On average, I'd expect to see three consecutive head about once in
every $1\,010\,100$ flips.
(I say I expect this "about" once because you might consider a
single head flipped after the first occurrence of three consecutive heads
to be another occurrence of three consecutive heads.
Since there is only a $0.01$ chance to continue the streak of heads,
however, this will have only a small effect on the answer.)
Since you have only $525\,600$ flips,
we might expect $525\,600/1\,010\,100 \approx 0.520$ occurrences of 
three consecutive heads.
But if $Y$ is the number of times we get three consecutive heads,
then $0.520 \approx P(Y=1) + 2P(Y=2) + 3P(Y=3)+\cdots$,
whereas we actually want $P(Y=1) + P(Y=2) + P(Y=3)+\cdots$.
A better estimate (though not exact) would be
$$
1 - \left(1 - \frac{1}{1\,010\,100}\right)^{525\,600} \approx 0.405683,
$$
which seems to agree with your simulation.

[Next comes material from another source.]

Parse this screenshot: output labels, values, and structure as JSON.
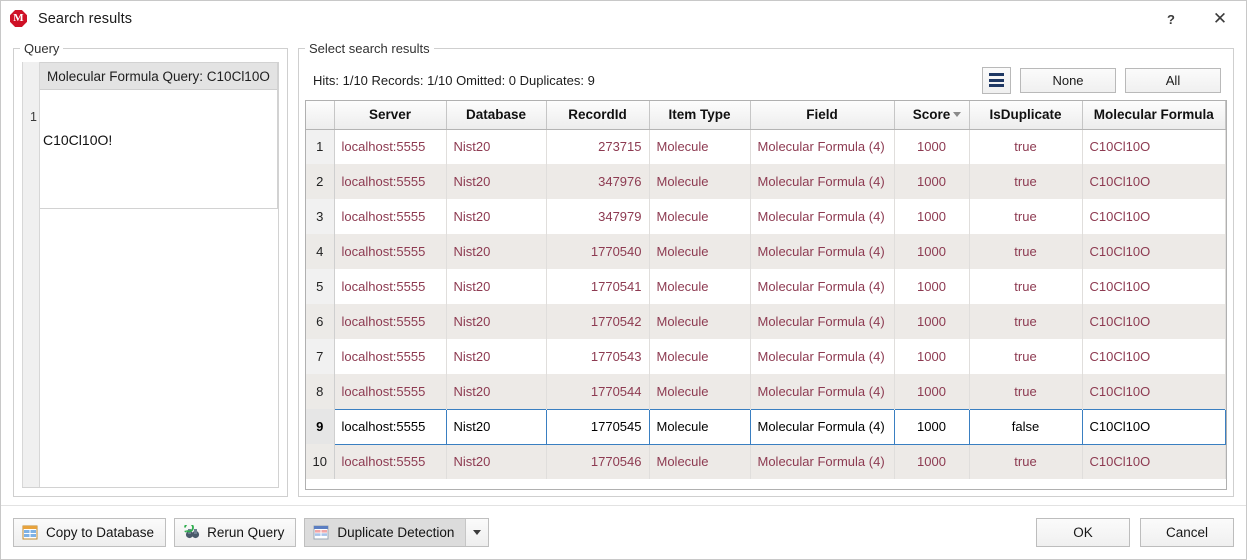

To get this, I made the simplifying assumption that each flip
(even the first one!) has a $1/1\,010\,100$ chance to complete a
run of three consecutive heads.
(Treating the first two flips the same as the others has very little effect
on the final result.)
A: The usual one-step Markov decomposition yields that the generating function of the first time $T$ when three consecutive heads appear is $$E(s^T)=x^3s^3f(s)^{-1}$$ with $x=.01$ the probability of heads and $$f(s)=1-(1-x)s-x(1-x)s^2-x^2(1-x)s^3$$ In the limit $x\to0$, one sees that $f(1)\sim x^3$ and $f'(1)\sim-1$ hence the root $s^*$ of smallest modulus of $f$ is such that $s^*-1\sim x^3$ and $f(s)\approx s^*-s$ hence $$E_0(s^T)\approx x^3\sum_{n\geqslant0}s^{n+3}(1+x^3)^{-n-1}$$ which yields $$P_0(T⩾n)≈x^3\sum_{k⩾n−3}(1+x^3)^{-k-1}=(1+x^3)^{-n+3}$$
Thus, the probability to observe at least once three consecutive heads before time $t=525600$ is approximately
$$1−(1+x^3)^{−t}=1−1.000001^{−525600}\approx.408799$$
(Using the true root of $f$ yields the approximate value $.405684$ instead.)